In conclusion: I LOVE SEATTLE. And your whining about how Seattle sucks makes me love it even more, like a puppy you like to kick around. I prefer to pet it. Did I mention salmon, Holy Mountain beer, the 520 Bridge bike 'n' stroll trail? SEATTLE RULES THE WORLD. And I don't use all-caps frivolously, I'll have you know.
24
I was born in Northwest Hospital a zillion years ago. The last 5 years of boom have indeed been shocking, along with the lack of affordable housing. Seattle is not what it was when I was a kid.

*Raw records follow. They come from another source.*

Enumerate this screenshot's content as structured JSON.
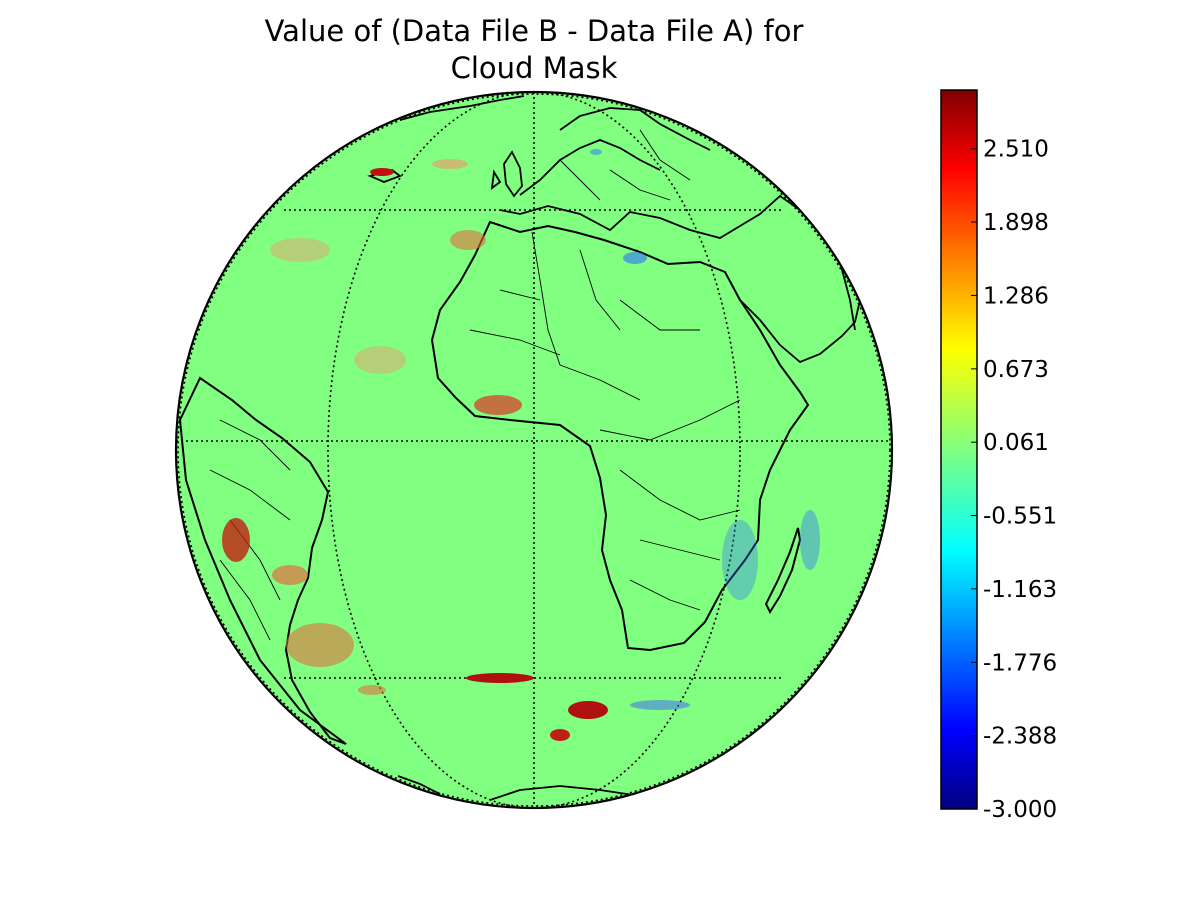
{
  "title": {
    "line1": "Value of (Data File B - Data File A) for",
    "line2": "Cloud Mask"
  },
  "map": {
    "projection": "orthographic",
    "background_value_color": "#80ff80",
    "graticule": "dotted",
    "features": [
      "coastlines",
      "country-borders",
      "graticule"
    ]
  },
  "colorbar": {
    "colormap": "jet",
    "min": -3.0,
    "max": 3.0,
    "tick_labels": [
      "2.510",
      "1.898",
      "1.286",
      "0.673",
      "0.061",
      "-0.551",
      "-1.163",
      "-1.776",
      "-2.388",
      "-3.000"
    ],
    "tick_values": [
      2.51,
      1.898,
      1.286,
      0.673,
      0.061,
      -0.551,
      -1.163,
      -1.776,
      -2.388,
      -3.0
    ]
  }
}
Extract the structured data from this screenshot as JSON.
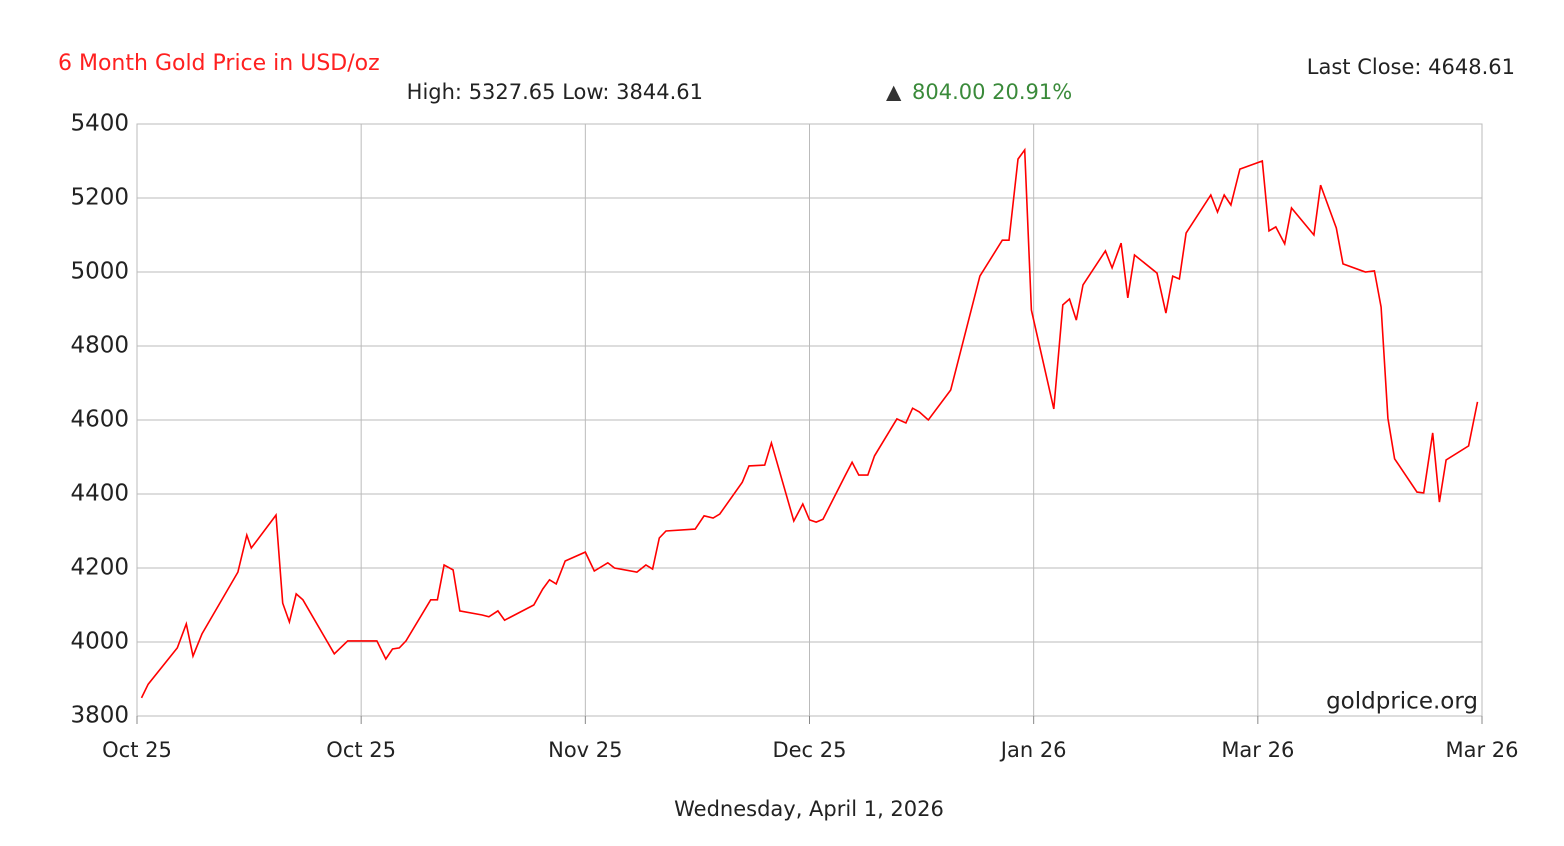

@15 & @16: It's interesting to get your views on how neighborhoods are changing with the influx of newcomers and generations.
25
@18, I agree about Pittsburgh. But also, it is not the Midwest, it’s considered East Coast.
26
Seattle is (in the minds of Millennials and GenZ) a tech super-city where there's money to be made. Gone are the days that made it a GenX haven. Times change. And Seattle was a city ripe for change, catalyzed by the Great Recession, Amazon relocating to SLU, the rise politically correct niceties of Fakebook and Twatter, Macklemore's hipster anthems, pedophile Ed Murray's mayoral cronyism, the Seahawks winning the Superbowl (and subsequent commercials luring millennials to Seattle), and the legalization of marijuana. All these played a massive part in making a new city culture. And whether you can except that or not is 100% your prerogative. There are other wonderfully creative cities (yes in the midwest) that are cheap and beckoning for new blood, like Pittsburgh, Cincinnati, and San Antonio. Just remember that these places ARE NOT Seattle, therefore leave your precious pooches (aka: children compensators, parentile dysfunctors, lesbian lemmings) at home and not in restaurants or grocery stores.
27
I was born in Seattle and inoculated myself early in life by living in SE Virginia (Officer Basic Quarters and strip malls), Kuwait, rural Japan, Tokyo and Taipei (the latter locations as a teacher). I love it here, there are tougher places out there to get by.
28
Derek you rule.
I know your trials well.
I loved the genx ruins of post 90s apolocalypse seattle. The cheaper rent, the music and the clubs.
Although I'm younger than you, being from the northwest i had a feeling of belonging to seattle and had pride in my shitty city until all my male friends in bands who ever slept with a woman (even their own girlfriends) got "#metoo'd" on face book and every negative fake lesbian with too much to think about after their long hard day at the bar spending daddys trust fund drunkenly decides to weigh in heavy on strangers lives.
Yeah STRANGERs.
I decided to leave the cold damp land of the birthplace of the court of social media as well.
I hope it crumbles into the puget sound and maybe amazon could market it as a really hip aquarium.
Good luck growing up you neon haired perpetual pre teen (future aquatic mammal) idiots.
29
If you are thinking about moving to Seattle be forewarned!: most of the residents are from somewhere else -- and they brought their Racism and uptightness with them!